Meta, kişisel verilerin reklam amaçlı kullanımına itiraz eden insan hakları aktivisti Tanya O'Carroll ile davalık olduğu süreci uzlaşma ile sonuçlandırdı. Böylece O'Carroll, Meta'nın reklam hedeflemesi için kişisel verilerini kullanmasını durdurdu. Bu anlaşma, dijital haklar alanında emsal teşkil edebilecek önemli bir bireysel kazanım olarak değerlendiriliyor.
O'Carroll, 2022 yılında açtığı davada Birleşik Krallık ve AB veri koruma yasalarının kullanıcıya “doğrudan pazarlamaya itiraz etme hakkı” tanıdığını vurgulayarak, Meta’nın kullanıcı profilleme ve izleme faaliyetlerinin bu kapsama girdiğini savundu. Başlangıçta Meta, kişiselleştirilmiş reklamların doğrudan pazarlama sayılmadığını iddia ederek bu görüşe itiraz etti.
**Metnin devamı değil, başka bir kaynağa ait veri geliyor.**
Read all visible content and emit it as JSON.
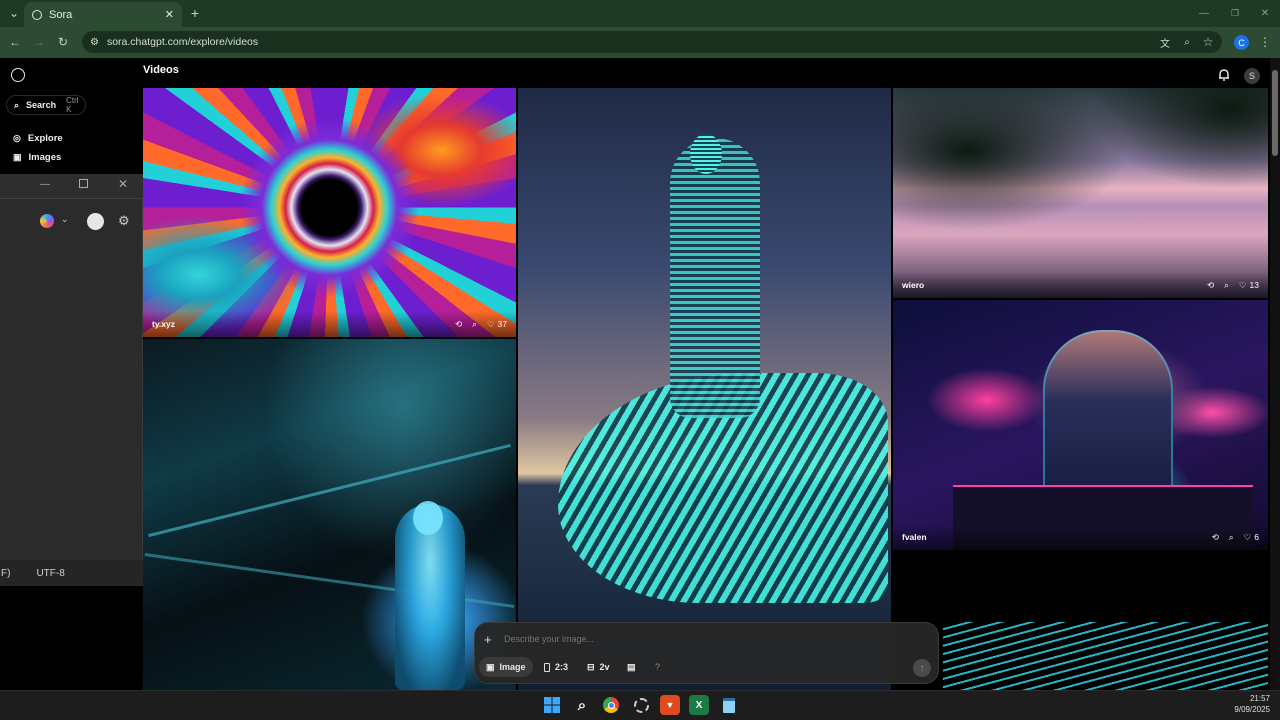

Ancak dava İngiltere Yüksek Mahkemesi’ne gitmeden iki taraf uzlaşmaya vardı.
İngiltere Bilgi Komisyonu Ofisi (ICO), süreç boyunca O'Carroll'ın pozisyonunu destekledi ve bu hakkın temel bir kullanıcı hakkı olduğunu teyit etti. Meta, bu uzlaşmayla sadece O'Carroll’ın değil, bu konuda benzer taleplerde bulunabilecek kullanıcıların da dikkatini çeken bir adım atmış oldu. Ancak, yasal olarak genel bir bağlayıcılığı bulunmadığı için Meta’nın genel veri işleme politikasında köklü bir değişiklik yapması zorunlu değil.
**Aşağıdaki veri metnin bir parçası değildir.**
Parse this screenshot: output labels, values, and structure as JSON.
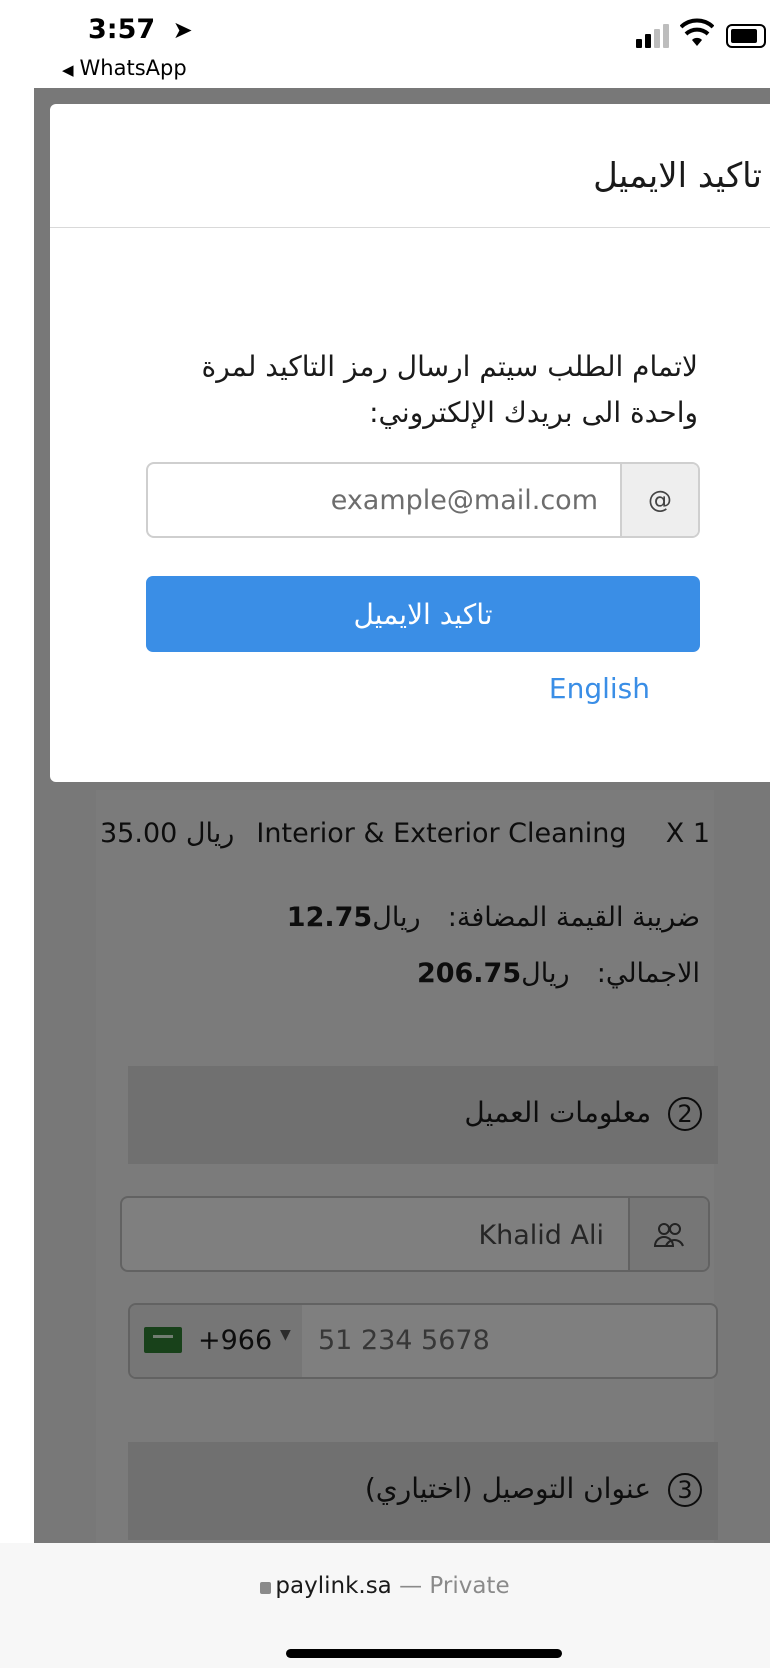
{
  "status_bar": {
    "time": "3:57",
    "back_app": "WhatsApp"
  },
  "modal": {
    "title": "تاكيد الايميل",
    "message": "لاتمام الطلب سيتم ارسال رمز التاكيد لمرة واحدة الى بريدك الإلكتروني:",
    "email_placeholder": "example@mail.com",
    "at_symbol": "@",
    "confirm_button": "تاكيد الايميل",
    "language_link": "English"
  },
  "order": {
    "item_qty": "X 1",
    "item_name": "Interior & Exterior Cleaning",
    "item_price": "35.00 ريال",
    "vat_label": "ضريبة القيمة المضافة:",
    "vat_value": "12.75",
    "currency": "ريال",
    "total_label": "الاجمالي:",
    "total_value": "206.75"
  },
  "customer_section": {
    "number": "2",
    "title": "معلومات العميل",
    "name_value": "Khalid Ali",
    "phone_code": "+966",
    "phone_placeholder": "51 234 5678"
  },
  "delivery_section": {
    "number": "3",
    "title": "عنوان التوصيل (اختياري)"
  },
  "browser": {
    "domain": "paylink.sa",
    "separator": "—",
    "mode": "Private"
  },
  "colors": {
    "accent": "#3a8ee6",
    "flag_green": "#2f7d32"
  }
}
Şirketin reklam gelirleri, 2023 itibarıyla toplam gelirinin yaklaşık %98’ini oluşturuyor. Dolayısıyla hedefli reklam modelinin daralması Meta için ciddi mali riskler barındırıyor. Şirket, Avrupa’da bu baskılara karşı 2023 sonunda reklamsız ücretli abonelik modeli sunmaya başladı. Fakat 2024 yılı itibarıyla Avrupa Birliği bu modele karşı da yaptırım hazırlığında.
Son veriler, mobil uygulama gelirlerinin %45,4’ünün aboneliklerden elde edildiğini ortaya koyuyor. Bu oran, reklam gelirinden uzaklaşmak isteyen dijital platformlar için abonelik modelinin giderek daha cazip bir seçenek haline geldiğini gösteriyor.
O'Carroll’ın bireysel zaferi, teknoloji şirketlerinin kişisel verilerle yürüttüğü reklam politikalarının hukuki ve etik sınırlarını tartışmaya açarken, kullanıcıların dijital hakları konusunda da farkındalığı artırıyor. Bu gelişme, özellikle Avrupa’da artan regülasyon baskısı ve dijital hak savunucularının güçlenen sesiyle, teknoloji devlerinin veri politikalarını yeniden gözden geçirmesine yol açabilir.